Its over she said,
Like a heavy hammer blow in
My brain,
I had a terrible heartache.
It took me minutes to
ASSIMILATE
But then,I knew she did mean
What she said.
Falling to my knees,fone to my
Ears,
I wept aloud like a newly born
With every word synonymous
To please,
Out of my mouth…
…But to no avail.
Guys come by saying,
Letz go swimming and drinking,
But i refuse.
Gurls come by saying,
Forget her and have me for the
NIGHT
But then I close my eyes’
And only one person do I see,
(the LOVE of my LIFE)…
poem by:TEJIRI
Sad. Sad.
Wish I could say I understand how it feels/felt but I don’t. The pain in there is kinda vibrant tho.
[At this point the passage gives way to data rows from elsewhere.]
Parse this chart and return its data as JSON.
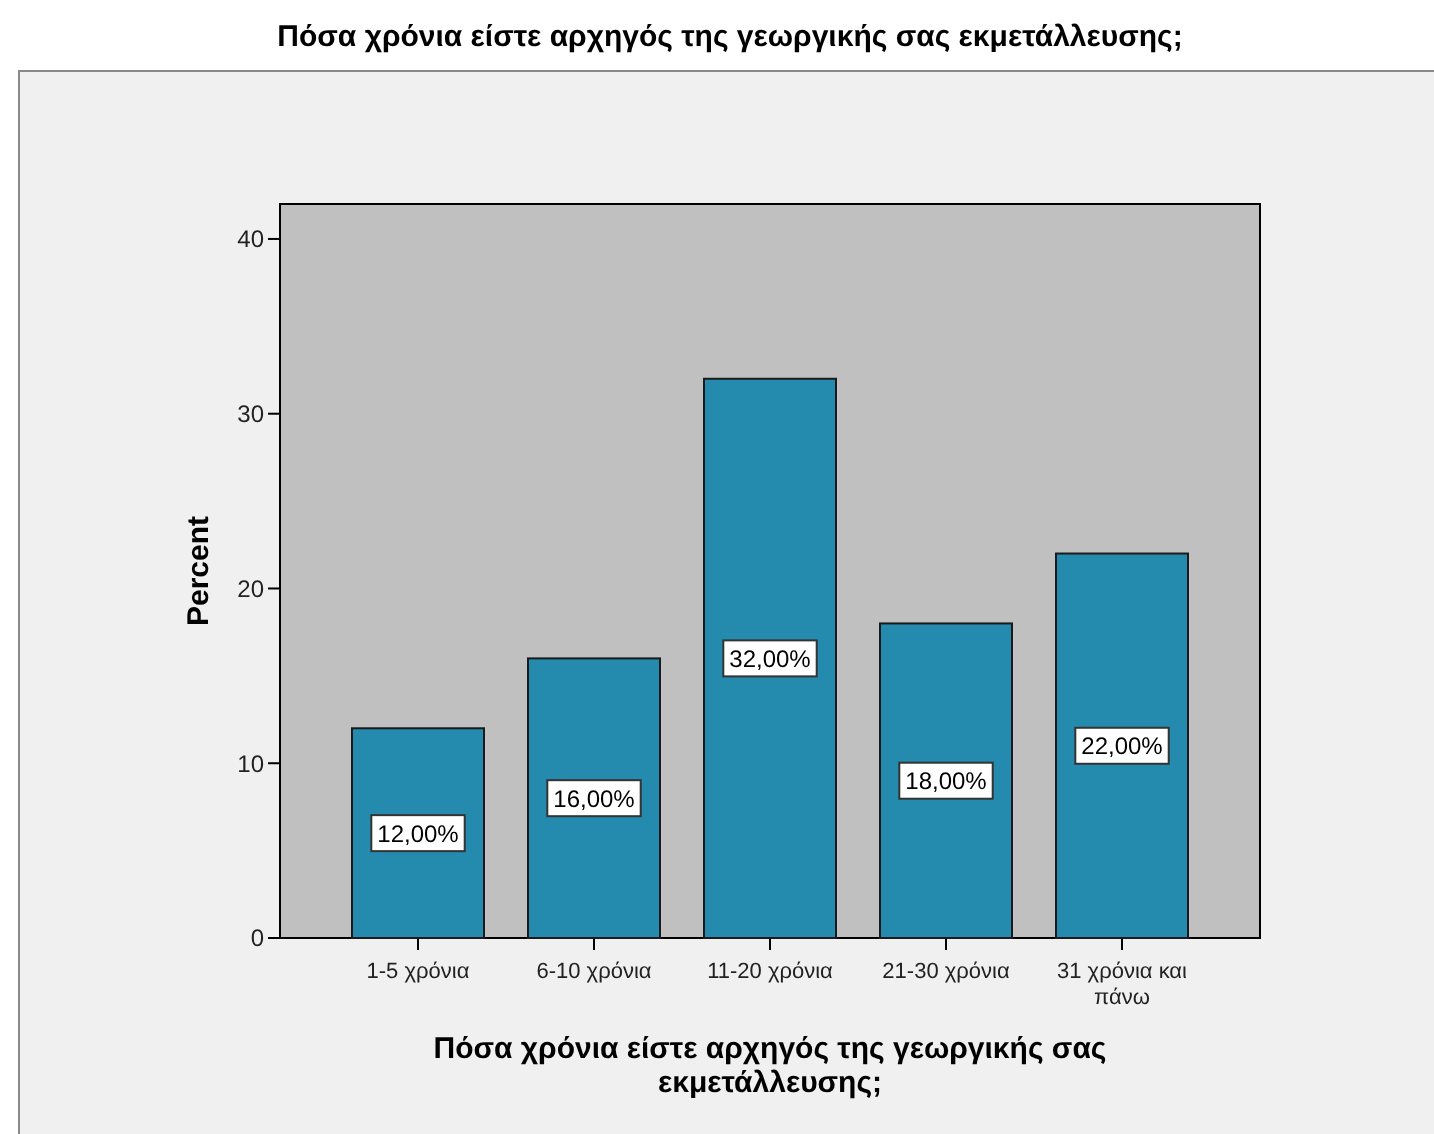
{
  "chart_data": {
    "type": "bar",
    "title": "Πόσα χρόνια είστε αρχηγός της γεωργικής σας εκμετάλλευσης;",
    "xlabel": "Πόσα χρόνια είστε αρχηγός της γεωργικής σας εκμετάλλευσης;",
    "ylabel": "Percent",
    "categories": [
      "1-5 χρόνια",
      "6-10 χρόνια",
      "11-20 χρόνια",
      "21-30 χρόνια",
      "31 χρόνια και πάνω"
    ],
    "values": [
      12,
      16,
      32,
      18,
      22
    ],
    "color": "#248bae",
    "value_labels": [
      "12,00%",
      "16,00%",
      "32,00%",
      "18,00%",
      "22,00%"
    ],
    "ylim": [
      0,
      42
    ],
    "yticks": [
      0,
      10,
      20,
      30,
      40
    ]
  }
}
Nice poetry. Didn’t really feel the ‘letz’ and the ‘gurls’ but it does not make that much of a difference.
Kudos.
nice poetry. sorry o my brother.
you can be more creative with words though.
keep the pen moving
Felt like the lyrics to a song…Nice…
Nice rhyme.
I hear heartbreak is good for writing, so maybe she did him a favour eh? Nice one, keep it up.
@ Raymond:True,felt more like the lyrics of a song.
I like the idea,though I feel you could have used more poetic devices.
Well done!!!
That is the last thing I wouldn’t for a girl CRY… Nice lyrics you got. Cheers
Didn’t really feel this, maybe coz i’m in a ‘enough already!’ mood (my cousin has been going on and on about her broken heart, lol)
I feel you, but the bad punctuation and spelling turned me off. Sorry.
Eiyaaaaa.
… love the spontaneity… hope you are however coping with her?